What do I want, what do I most deeply need and desire? Write it down.

This is way easier said than done and some of this is neuroscience. We build our habits from cues and rewards. I was just listening to a webinar on habits that shared this idea thanks to VitalSmarts (find the article and letter about this at this link). Consider a daily habit of yours - why do you do it? A cue (also known to be considered a trigger response) sends us into autopilot (a routine) where we access the habit. A reward tells us this is meaningful to recall and access again. This could be negative, positive, or neutral.

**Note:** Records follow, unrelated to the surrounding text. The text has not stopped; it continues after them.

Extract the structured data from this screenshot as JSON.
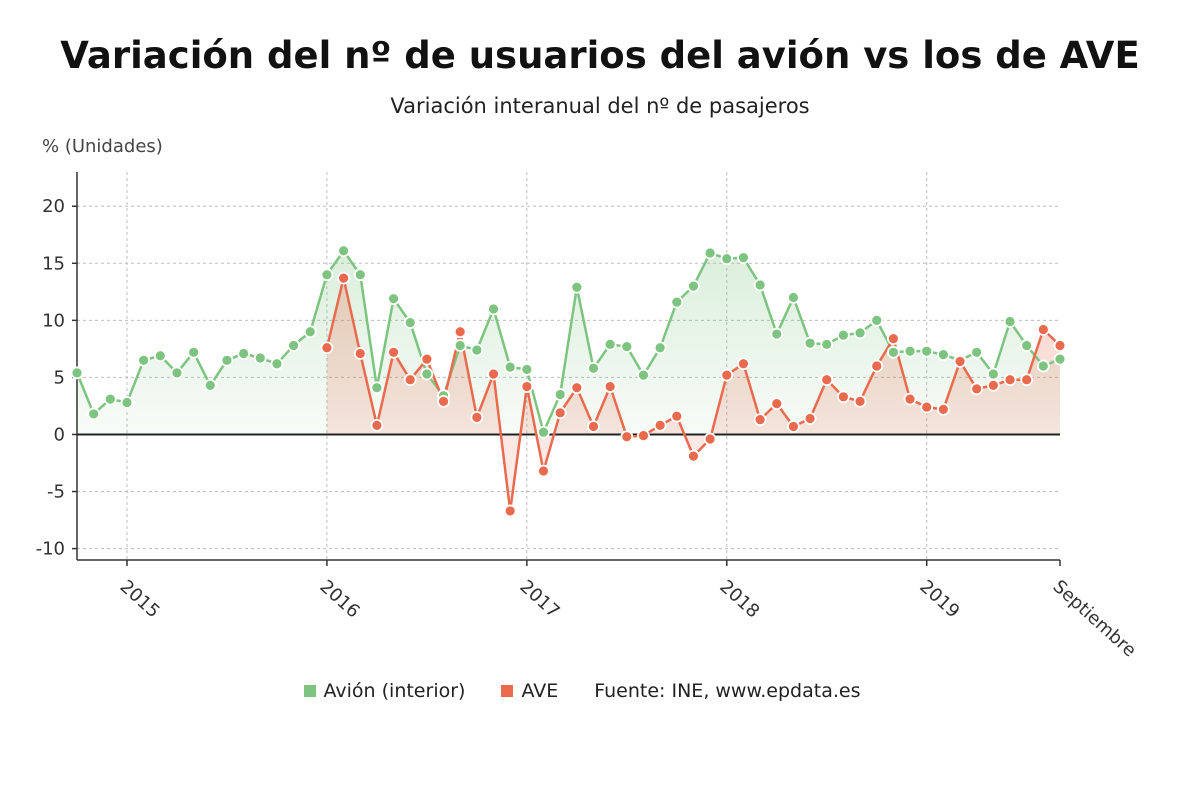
{
  "colors": {
    "avion": "#7cc47f",
    "ave": "#ea6a4e",
    "grid": "#bdbdbd",
    "zero": "#222222"
  },
  "chart_data": {
    "type": "line",
    "title": "Variación del nº de usuarios del avión vs los de AVE",
    "subtitle": "Variación interanual del nº de pasajeros",
    "ylabel": "% (Unidades)",
    "ylim": [
      -11,
      23
    ],
    "yticks": [
      20,
      15,
      10,
      5,
      0,
      -5,
      -10
    ],
    "xticks": [
      {
        "label": "2015",
        "index": 3
      },
      {
        "label": "2016",
        "index": 15
      },
      {
        "label": "2017",
        "index": 27
      },
      {
        "label": "2018",
        "index": 39
      },
      {
        "label": "2019",
        "index": 51
      },
      {
        "label": "Septiembre",
        "index": 59
      }
    ],
    "series": [
      {
        "name": "Avión (interior)",
        "color_key": "avion",
        "start_index": 0,
        "values": [
          5.4,
          1.8,
          3.1,
          2.8,
          6.5,
          6.9,
          5.4,
          7.2,
          4.3,
          6.5,
          7.1,
          6.7,
          6.2,
          7.8,
          9.0,
          14.0,
          16.1,
          14.0,
          4.1,
          11.9,
          9.8,
          5.3,
          3.4,
          7.8,
          7.4,
          11.0,
          5.9,
          5.7,
          0.2,
          3.5,
          12.9,
          5.8,
          7.9,
          7.7,
          5.2,
          7.6,
          11.6,
          13.0,
          15.9,
          15.4,
          15.5,
          13.1,
          8.8,
          12.0,
          8.0,
          7.9,
          8.7,
          8.9,
          10.0,
          7.2,
          7.3,
          7.3,
          7.0,
          6.5,
          7.2,
          5.3,
          9.9,
          7.8,
          6.0,
          6.6
        ]
      },
      {
        "name": "AVE",
        "color_key": "ave",
        "start_index": 15,
        "values": [
          7.6,
          13.7,
          7.1,
          0.8,
          7.2,
          4.8,
          6.6,
          2.9,
          9.0,
          1.5,
          5.3,
          -6.7,
          4.2,
          -3.2,
          1.9,
          4.1,
          0.7,
          4.2,
          -0.2,
          -0.1,
          0.8,
          1.6,
          -1.9,
          -0.4,
          5.2,
          6.2,
          1.3,
          2.7,
          0.7,
          1.4,
          4.8,
          3.3,
          2.9,
          6.0,
          8.4,
          3.1,
          2.4,
          2.2,
          6.4,
          4.0,
          4.3,
          4.8,
          4.8,
          9.2,
          7.8
        ]
      }
    ],
    "legend_position": "bottom-center"
  },
  "legend": {
    "avion_label": "Avión (interior)",
    "ave_label": "AVE",
    "source": "Fuente: INE, www.epdata.es"
  }
}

I mention this because if there is a habit, like taking time to turn down the noise and write, that you want to add in, it is more likely to stick to if you understand what your brain needs to make it happen.

I can cue myself out of autopilot mode when it's not serving me to access a new habit by having a word or action that begins the rewiring of pathways in my brain.

I can give myself a reward when I've completed a post or journal entry.

I know this is easier said than done, but I hope an example below will help you as you consider new habits that support turning down the noise in your world that support your purpose. If that sounds like too much right now, come up with 1 and try it for 30-45 days. Check back in with yourself then and see how it's going.

Example 1

Cue: Overwhelm

Routine/Behavior: I keep saying yes to everything and everyone to people-please.

Reward: Control. I'm doing it all, and if I'm in control I'm less likely to get hurt by people or anything outside of myself.

What I can work on rewiring this to is....

Cue: Overwhelm

Routine/Behavior: Provide clear and realistic timelines. Say no as needed.

Reward: Less anxiety, getting what I need, building relationships

Example 2

Cue: Disagreement with loved one

Routine/Behavior: Yell, reactive instead of responsive, turn to a substance instead of a solution

Reward: Justice

What I can work on rewiring this to is...

Cue: Disagreement with loved one

Routine/Behavior: Kindly and calmly ask for what I need in order to come to a resolution and/or acceptance - space and/or time, discuss and tackle in the moment if in the right frame of mind, write, whatever you need

Reward: Hopefully you're given what you need and, therefore, able to reach a considerate resolution

What you may have noticed is that we are focusing on the behavior after knowing and understanding what makes us feel rewarded.

If you are still sitting there like, "come on, really though, HOW do you tune out the noise?" It's everywhere. I can't prescribe that for you specifically, but, in order to kickstart some ideas that work for your lifestyle, I manage the people I follow on social media intently as well as how my notifications come up on my phone. I stay aware of how someone or something on my phone makes me feel and alter as needed. I'll also keep my phone in a separate room or out of sight while I have "focus time". I changed my ringtone/text tone so my family has a different sound than anyone else. That helps me prioritize and know when something could wait. This one thing, managing my relationship with my phone (yes, I know that sounds ridiculous), in and of itself really helps me.

I hope you are able to take away at least one new habit you'd like to form now to take away into post-pandemic life after reading this so you can make coming home to yourself a habit.